Mr. Speaker, I do not have concurrence to share my time. We should have a positive attitude in parliament and we should work together to address agricultural issues. I am very disappointed that my colleagues in the House feel that this spirit of co-operation is not necessary in addressing agricultural problems in Canada.

The majority report which was put forward by the Standing Committee on Agriculture and Agri-Food on March 13, in which I concurred, was inadequate and did not adequately address the issues, nor did it adequately examine the problems. I will address that as we go along.
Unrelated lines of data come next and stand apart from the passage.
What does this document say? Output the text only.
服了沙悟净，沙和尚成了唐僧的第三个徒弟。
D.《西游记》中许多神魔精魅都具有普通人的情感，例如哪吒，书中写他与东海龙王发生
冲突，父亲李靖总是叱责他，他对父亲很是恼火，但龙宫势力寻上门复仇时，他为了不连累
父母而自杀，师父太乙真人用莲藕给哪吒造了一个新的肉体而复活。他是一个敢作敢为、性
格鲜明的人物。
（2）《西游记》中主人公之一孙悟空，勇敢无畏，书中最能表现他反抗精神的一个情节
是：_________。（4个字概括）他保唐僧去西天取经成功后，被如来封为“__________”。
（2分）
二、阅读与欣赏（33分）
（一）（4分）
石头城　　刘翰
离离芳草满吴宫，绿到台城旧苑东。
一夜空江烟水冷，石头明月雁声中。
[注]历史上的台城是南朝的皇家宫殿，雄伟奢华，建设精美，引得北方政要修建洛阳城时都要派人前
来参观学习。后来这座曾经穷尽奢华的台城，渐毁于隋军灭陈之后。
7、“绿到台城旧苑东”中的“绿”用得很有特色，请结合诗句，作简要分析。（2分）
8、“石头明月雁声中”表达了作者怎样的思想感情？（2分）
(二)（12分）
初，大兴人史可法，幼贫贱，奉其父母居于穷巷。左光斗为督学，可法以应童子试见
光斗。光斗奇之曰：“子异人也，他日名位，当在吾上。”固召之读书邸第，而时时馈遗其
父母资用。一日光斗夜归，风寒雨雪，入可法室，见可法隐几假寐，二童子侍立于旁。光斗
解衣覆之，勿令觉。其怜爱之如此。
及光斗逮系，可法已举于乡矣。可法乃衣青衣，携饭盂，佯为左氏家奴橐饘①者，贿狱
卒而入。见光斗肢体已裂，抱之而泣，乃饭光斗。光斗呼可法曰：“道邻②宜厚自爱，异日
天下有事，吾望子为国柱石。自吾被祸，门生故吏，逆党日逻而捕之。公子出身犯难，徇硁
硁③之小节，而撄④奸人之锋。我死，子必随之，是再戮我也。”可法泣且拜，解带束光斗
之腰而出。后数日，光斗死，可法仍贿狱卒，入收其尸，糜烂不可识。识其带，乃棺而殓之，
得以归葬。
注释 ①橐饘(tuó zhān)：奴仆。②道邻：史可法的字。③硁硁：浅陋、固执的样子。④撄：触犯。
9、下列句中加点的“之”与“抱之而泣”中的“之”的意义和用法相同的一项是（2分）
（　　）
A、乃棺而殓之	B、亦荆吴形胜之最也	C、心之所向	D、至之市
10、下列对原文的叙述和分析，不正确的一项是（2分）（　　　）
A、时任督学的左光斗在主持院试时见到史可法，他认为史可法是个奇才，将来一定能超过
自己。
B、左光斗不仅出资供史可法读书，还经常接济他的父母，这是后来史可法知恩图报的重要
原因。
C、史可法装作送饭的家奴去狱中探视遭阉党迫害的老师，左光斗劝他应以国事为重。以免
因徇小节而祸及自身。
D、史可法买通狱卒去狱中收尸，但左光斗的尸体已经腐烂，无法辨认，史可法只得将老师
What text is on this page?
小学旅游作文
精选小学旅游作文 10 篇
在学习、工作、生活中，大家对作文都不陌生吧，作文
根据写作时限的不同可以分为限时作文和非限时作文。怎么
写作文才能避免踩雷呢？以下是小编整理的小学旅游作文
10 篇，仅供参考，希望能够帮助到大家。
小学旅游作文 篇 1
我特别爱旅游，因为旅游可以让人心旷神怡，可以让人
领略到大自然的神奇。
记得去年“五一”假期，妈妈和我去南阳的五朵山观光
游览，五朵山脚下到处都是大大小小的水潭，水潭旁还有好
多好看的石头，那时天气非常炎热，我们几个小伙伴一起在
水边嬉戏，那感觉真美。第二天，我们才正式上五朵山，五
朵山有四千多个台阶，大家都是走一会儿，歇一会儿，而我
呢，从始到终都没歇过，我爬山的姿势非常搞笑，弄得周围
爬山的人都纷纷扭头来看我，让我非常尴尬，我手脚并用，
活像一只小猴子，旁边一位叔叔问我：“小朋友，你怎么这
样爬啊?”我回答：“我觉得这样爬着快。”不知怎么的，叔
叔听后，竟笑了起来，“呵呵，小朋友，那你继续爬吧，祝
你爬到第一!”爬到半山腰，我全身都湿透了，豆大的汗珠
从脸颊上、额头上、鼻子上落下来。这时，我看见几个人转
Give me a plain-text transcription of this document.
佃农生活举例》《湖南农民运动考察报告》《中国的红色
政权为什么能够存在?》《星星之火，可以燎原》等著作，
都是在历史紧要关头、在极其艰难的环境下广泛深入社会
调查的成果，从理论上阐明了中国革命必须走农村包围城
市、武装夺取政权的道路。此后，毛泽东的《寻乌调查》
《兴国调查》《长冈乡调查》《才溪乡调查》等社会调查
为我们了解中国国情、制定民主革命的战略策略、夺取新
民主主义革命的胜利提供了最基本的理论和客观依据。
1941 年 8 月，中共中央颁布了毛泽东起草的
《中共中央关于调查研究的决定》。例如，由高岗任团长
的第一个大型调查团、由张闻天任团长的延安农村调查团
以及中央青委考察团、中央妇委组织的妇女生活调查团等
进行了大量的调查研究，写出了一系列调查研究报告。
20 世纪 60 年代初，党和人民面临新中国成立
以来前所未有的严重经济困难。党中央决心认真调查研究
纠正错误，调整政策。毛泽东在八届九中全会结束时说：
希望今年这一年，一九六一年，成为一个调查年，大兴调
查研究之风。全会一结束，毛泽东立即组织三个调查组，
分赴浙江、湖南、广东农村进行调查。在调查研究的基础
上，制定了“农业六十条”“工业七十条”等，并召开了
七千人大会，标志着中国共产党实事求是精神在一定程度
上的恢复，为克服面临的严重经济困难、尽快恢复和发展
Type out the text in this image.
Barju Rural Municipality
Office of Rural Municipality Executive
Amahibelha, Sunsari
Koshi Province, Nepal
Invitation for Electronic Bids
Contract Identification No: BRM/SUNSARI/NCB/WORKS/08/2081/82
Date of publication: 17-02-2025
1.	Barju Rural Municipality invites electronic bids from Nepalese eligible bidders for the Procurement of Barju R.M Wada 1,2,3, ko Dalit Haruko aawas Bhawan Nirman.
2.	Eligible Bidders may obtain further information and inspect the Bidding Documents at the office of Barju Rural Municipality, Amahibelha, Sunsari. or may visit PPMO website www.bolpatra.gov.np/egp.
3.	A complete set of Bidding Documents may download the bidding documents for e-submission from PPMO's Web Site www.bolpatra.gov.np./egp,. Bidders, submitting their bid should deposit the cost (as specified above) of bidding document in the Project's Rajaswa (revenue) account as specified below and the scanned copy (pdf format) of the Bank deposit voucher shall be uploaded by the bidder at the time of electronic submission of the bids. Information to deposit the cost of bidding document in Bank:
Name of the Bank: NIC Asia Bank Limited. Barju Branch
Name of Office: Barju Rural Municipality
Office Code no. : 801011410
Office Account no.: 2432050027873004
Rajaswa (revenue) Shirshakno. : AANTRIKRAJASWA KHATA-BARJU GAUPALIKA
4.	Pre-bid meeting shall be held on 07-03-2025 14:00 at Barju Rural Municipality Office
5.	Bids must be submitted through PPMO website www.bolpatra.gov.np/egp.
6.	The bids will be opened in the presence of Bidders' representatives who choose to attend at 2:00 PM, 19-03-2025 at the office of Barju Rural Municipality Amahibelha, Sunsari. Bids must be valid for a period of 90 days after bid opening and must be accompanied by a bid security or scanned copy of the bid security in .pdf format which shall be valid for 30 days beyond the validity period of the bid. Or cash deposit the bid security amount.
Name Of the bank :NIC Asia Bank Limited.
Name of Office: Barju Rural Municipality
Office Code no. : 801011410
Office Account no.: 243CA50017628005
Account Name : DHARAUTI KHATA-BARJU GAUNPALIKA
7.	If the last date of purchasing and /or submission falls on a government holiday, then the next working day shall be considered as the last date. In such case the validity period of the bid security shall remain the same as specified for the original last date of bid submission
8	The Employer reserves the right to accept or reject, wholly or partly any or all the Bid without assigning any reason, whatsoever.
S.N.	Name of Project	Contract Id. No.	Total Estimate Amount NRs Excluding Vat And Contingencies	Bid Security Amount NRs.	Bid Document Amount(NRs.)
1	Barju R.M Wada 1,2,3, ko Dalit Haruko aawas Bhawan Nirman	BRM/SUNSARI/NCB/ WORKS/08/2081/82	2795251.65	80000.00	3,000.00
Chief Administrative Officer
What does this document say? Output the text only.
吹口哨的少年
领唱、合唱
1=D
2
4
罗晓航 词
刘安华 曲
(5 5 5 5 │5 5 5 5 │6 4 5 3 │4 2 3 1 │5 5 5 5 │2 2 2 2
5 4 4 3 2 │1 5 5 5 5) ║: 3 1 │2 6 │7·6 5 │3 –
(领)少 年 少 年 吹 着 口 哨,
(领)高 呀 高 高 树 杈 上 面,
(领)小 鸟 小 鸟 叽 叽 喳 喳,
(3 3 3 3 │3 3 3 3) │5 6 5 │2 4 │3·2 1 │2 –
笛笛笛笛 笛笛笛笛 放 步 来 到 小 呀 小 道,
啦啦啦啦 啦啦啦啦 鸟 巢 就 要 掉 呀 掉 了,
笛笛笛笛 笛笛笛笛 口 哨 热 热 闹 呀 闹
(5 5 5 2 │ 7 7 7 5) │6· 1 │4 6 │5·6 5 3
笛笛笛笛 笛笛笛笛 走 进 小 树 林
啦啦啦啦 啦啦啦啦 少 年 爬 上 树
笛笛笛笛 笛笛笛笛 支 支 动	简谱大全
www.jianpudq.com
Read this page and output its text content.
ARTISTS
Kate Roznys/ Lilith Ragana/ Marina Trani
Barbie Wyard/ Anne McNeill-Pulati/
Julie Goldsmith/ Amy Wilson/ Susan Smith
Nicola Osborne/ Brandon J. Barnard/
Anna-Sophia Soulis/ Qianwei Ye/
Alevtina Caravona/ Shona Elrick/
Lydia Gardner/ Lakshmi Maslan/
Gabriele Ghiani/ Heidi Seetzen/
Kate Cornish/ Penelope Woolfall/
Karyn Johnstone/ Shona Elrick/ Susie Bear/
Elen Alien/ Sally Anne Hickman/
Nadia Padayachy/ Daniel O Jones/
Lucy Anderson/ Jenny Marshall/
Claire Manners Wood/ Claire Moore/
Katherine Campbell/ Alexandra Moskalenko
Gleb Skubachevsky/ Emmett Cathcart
Primarily the problem was that the hearings were confined to three provinces, when I know very clearly from geography books and the history of the country that we have 10 provinces as well as the territories which have agricultural issues.

Since October 21, 1999, the House of Commons Standing Committee on Agriculture and Agri-Food has examined issues surrounding the farm income crisis facing farmers. I would like to point out that it was the Canadian Alliance and my motion which in fact got the hearings going on the farm income issue. As far as I know, had we not done that, the government would have continued on with the statements of the minister, saying “Relax, NISA and crop insurance are sufficient to address this crisis”, when it soon became very apparent that the basic farm safety net programs would not do the job.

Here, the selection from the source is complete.